Blue Origin completed a suborbital space mission on Wednesday, December 11, with the successful launch and landing of a New Shepard rocket. The launch was delayed by a day due to poor weather conditions.
This particular booster — part of a reusable system designed to cut the cost of spaceflight — launched for the sixth time from Blue Origin’s spaceport in the West Texas desert at t 12:53 p.m. ET, with the whole event streamed live by the company on YouTube. Blue Origin’s livestream (highlights below) showed New Shepard make a perfect touchdown 7 minutes and 25 seconds after launch, while the capsule, slowed by its parachutes before landing on the desert floor, landed 10 minutes and 10 seconds after launch.
Wednesday’s crewless mission marked the 12th flight overall for Blue Origin’s New Shepard, and the ninth time it’s launched with a commercial payload on board.
This time around, the rocket carried with it several NASA experiments, including a recycling technology payload called Oscar, supplied by NASA’s Kennedy Space Center. Oscar is designed to use common waste to create a mixture of gasses that can be used for propulsion or life support during a human mission into deep space.

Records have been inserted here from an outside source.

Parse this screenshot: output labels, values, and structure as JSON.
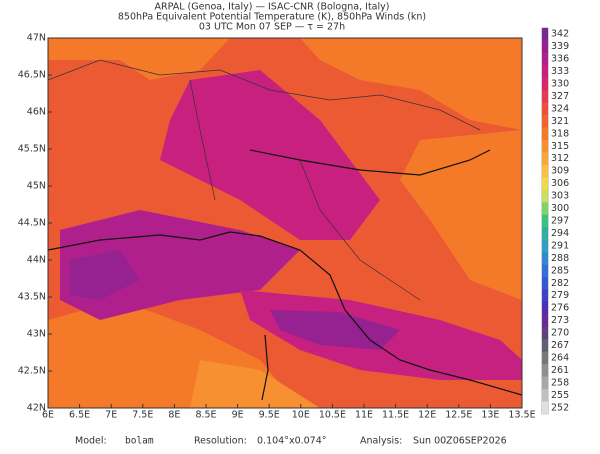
{
  "header": {
    "line1": "ARPAL (Genoa, Italy)  —  ISAC-CNR (Bologna, Italy)",
    "line2": "850hPa Equivalent Potential Temperature (K), 850hPa Winds (kn)",
    "line3": "03 UTC Mon 07 SEP  —  τ = 27h"
  },
  "lon_ticks": [
    "6E",
    "6.5E",
    "7E",
    "7.5E",
    "8E",
    "8.5E",
    "9E",
    "9.5E",
    "10E",
    "10.5E",
    "11E",
    "11.5E",
    "12E",
    "12.5E",
    "13E",
    "13.5E"
  ],
  "lat_ticks": [
    "47N",
    "46.5N",
    "46N",
    "45.5N",
    "45N",
    "44.5N",
    "44N",
    "43.5N",
    "43N",
    "42.5N",
    "42N"
  ],
  "colorbar": {
    "values": [
      342,
      339,
      336,
      333,
      330,
      327,
      324,
      321,
      318,
      315,
      312,
      309,
      306,
      303,
      300,
      297,
      294,
      291,
      288,
      285,
      282,
      279,
      276,
      273,
      270,
      267,
      264,
      261,
      258,
      255,
      252
    ],
    "colors": [
      "#7a2a8e",
      "#962292",
      "#b0208c",
      "#c62080",
      "#d82a6a",
      "#e43a54",
      "#ec4f3e",
      "#f0652f",
      "#f47a2a",
      "#f79030",
      "#f9a838",
      "#fac042",
      "#f2d84a",
      "#c8e060",
      "#7fd36a",
      "#3cc27a",
      "#2fb0a0",
      "#30a0c0",
      "#3088d0",
      "#3070d8",
      "#3658d8",
      "#4040c8",
      "#5030b0",
      "#6a2a98",
      "#604080",
      "#606070",
      "#787878",
      "#909090",
      "#a8a8a8",
      "#c0c0c0",
      "#e0e0e0"
    ]
  },
  "footer": {
    "model_label": "Model:",
    "model": "bolam",
    "resolution_label": "Resolution:",
    "resolution": "0.104°x0.074°",
    "analysis_label": "Analysis:",
    "analysis": "Sun 00Z06SEP2026"
  }
}
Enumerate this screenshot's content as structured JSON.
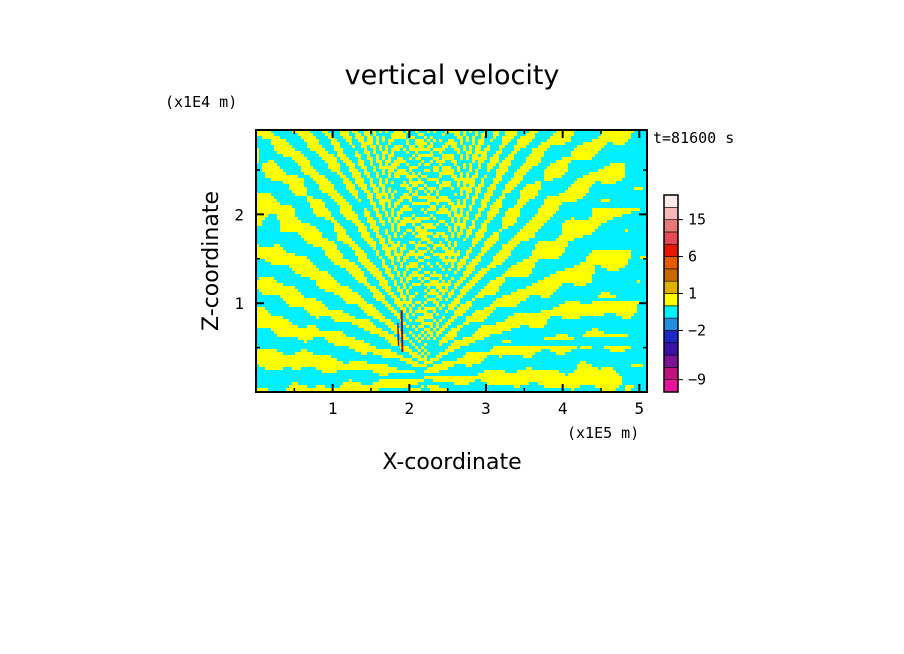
{
  "chart_data": {
    "type": "heatmap",
    "title": "vertical velocity",
    "xlabel": "X-coordinate",
    "ylabel": "Z-coordinate",
    "x_unit": "(x1E5 m)",
    "y_unit": "(x1E4 m)",
    "time_label": "t=81600 s",
    "xlim": [
      0.0,
      5.1
    ],
    "ylim": [
      0.0,
      2.95
    ],
    "x_ticks": [
      1,
      2,
      3,
      4,
      5
    ],
    "y_ticks": [
      1,
      2
    ],
    "colorbar": {
      "levels": [
        -12,
        -9,
        -6,
        -4,
        -3,
        -2,
        -1,
        0,
        1,
        2,
        3,
        6,
        9,
        12,
        15,
        18,
        21
      ],
      "labels": [
        {
          "value": 15,
          "text": "15"
        },
        {
          "value": 6,
          "text": "6"
        },
        {
          "value": 1,
          "text": "1"
        },
        {
          "value": -2,
          "text": "−2"
        },
        {
          "value": -9,
          "text": "−9"
        }
      ],
      "colors": [
        "#e8129c",
        "#c2107f",
        "#7a1495",
        "#3a12a8",
        "#1a28c8",
        "#1f8de0",
        "#00f0ff",
        "#ffff00",
        "#e0b100",
        "#c86a00",
        "#e85a00",
        "#e81800",
        "#e84858",
        "#e87878",
        "#f5b8b8",
        "#ffeaea"
      ]
    },
    "field_description": "alternating positive (yellow) and negative (cyan) vertical velocity bands; V-shaped wave pattern centred near x=2.2",
    "dominant_colors": {
      "positive": "#ffff00",
      "negative": "#00f0ff"
    }
  }
}
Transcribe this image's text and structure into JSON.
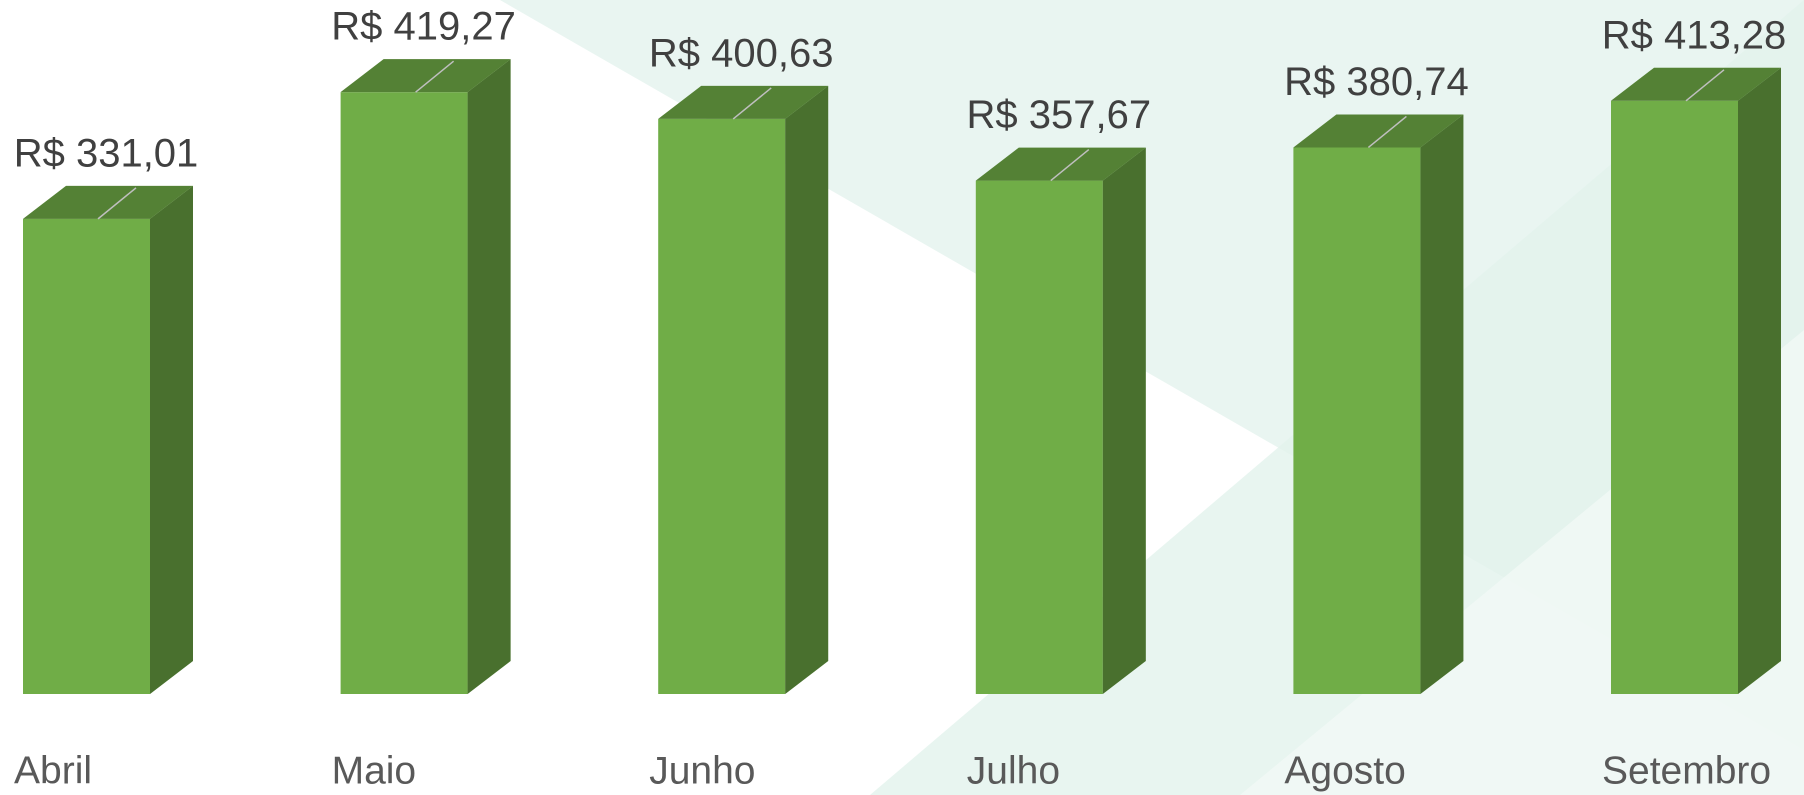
{
  "chart_data": {
    "type": "bar",
    "categories": [
      "Abril",
      "Maio",
      "Junho",
      "Julho",
      "Agosto",
      "Setembro"
    ],
    "values": [
      331.01,
      419.27,
      400.63,
      357.67,
      380.74,
      413.28
    ],
    "value_labels": [
      "R$ 331,01",
      "R$ 419,27",
      "R$ 400,63",
      "R$ 357,67",
      "R$ 380,74",
      "R$ 413,28"
    ],
    "color": "#70ad47",
    "ylim": [
      0,
      480
    ]
  }
}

Also on board was the winning art from a contest organized by Blue Origin in partnership with rock band OK Go that gave high school and middle school students a chance to send art experiments into space.
The rocket took with it thousands of postcards, too, sent by students to Blue Origin’s nonprofit Club for the Future whose mission is to inspire future generations to pursue careers in STEM (science, tech, engineering, and math) and help visualize the future of life in space.
One of Blue Origin’s short-term goals is to use its rocket to launch space tourism services for moneyed individuals. Going by Wednesday’s mission, when the niche travel service finally gets off the ground, the passengers can expect to reach speeds of around 2,200 mph during the ascent. Following the separation of the crew capsule from the booster at around 250,000 feet, the capsule will go on to reach an altitude of around 340,000 feet — about 12,000 feet above the Karman Line that is widely considered as where space begins. At this point, anyone inside the capsule will experience several minutes of weightlessness as they enjoy what promises to be stunning views of Earth.
“As we move towards verifying New Shepard for human spaceflight, we are continuing to mature the safety and reliability of the vehicle,” the private spaceflight company, founded by Amazon chief Jeff Bezos, said following this week’s mission.